You also said that they took you to a hangar with the bomb sniffing dogs checking you, I want to say marched over there.
Yeah, that's kind of what it was like!
What was the process in the hangar? I mean, is this something where they were very intensely focused on you and the passengers or were they more focused on the plane?
Well, I'd say there was two things. So once we were all in the hangar, it was mostly about giving us information. They gave us some water and a snack if you were hungry. But, you know, it was the area behind the luggage carousels where they load in the luggage, but basically a big open hanger. And it dawned on me about halfway through the little briefing we were getting that there were a whole lot of police at one end and a whole lot of police on the other end. And, you know, we were contained I would say in the same way that the plane was contained. Which makes sense when you think that they don't know if the person who wrote the note is in the group and they don't know if the person who wrote the note is a danger. So you realized after a while that we were being scrutinized as well as the plane and the bags.
What do you make of the overall response for this incident? I mean, you know, you're fairly high level in in Vermont government. This has got to be a little bit unique for you. But what do you make of the response at Burlington International?
I think they did a fantastic job. You know, they're presented with what seems to be an imminent threat. They can't just blow it off.
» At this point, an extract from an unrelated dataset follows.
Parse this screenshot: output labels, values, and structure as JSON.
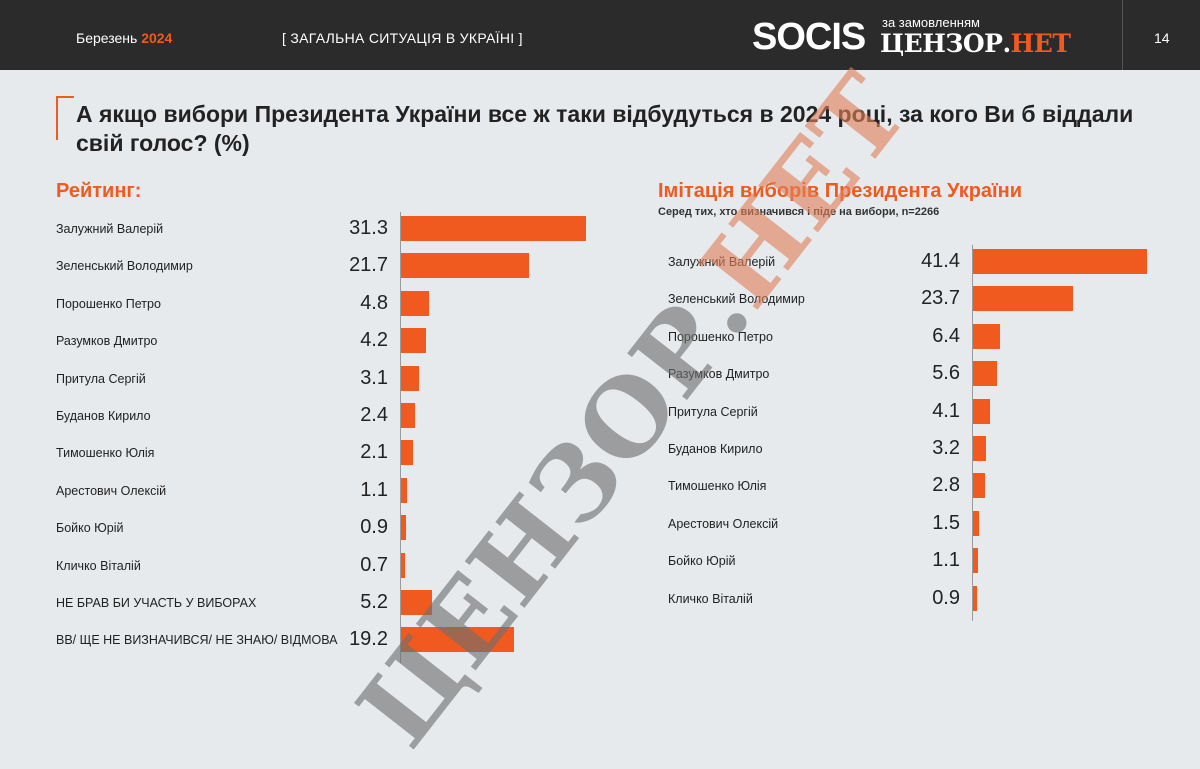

They have to treat it at the highest level, partially because it's happening in the air in real time. So they got a call from the plane while it was still above Vermont. So I appreciated everything they did. It was all well thought out. And I think in terms of the passengers and what we all had to go through, it was obviously stressful, but much less so because of the way they handled it. So I appreciated that.
And how are you now that you've had basically only a few hours really to decompress after experiencing something like this?
I'm fine. But you know my traveling days are over for a few months so I'm kind of glad about that.
Vermont state Senate Pro Tem Phil Baruth speaking with WAMC’s North Country Bureau Chief Pat Bradley. Baruth was a passenger on Sunday’s United Airlines flight into Burlington, Vermont, which was subject to an emergency investigation upon landing to due to what authorities said was a non-credible threat.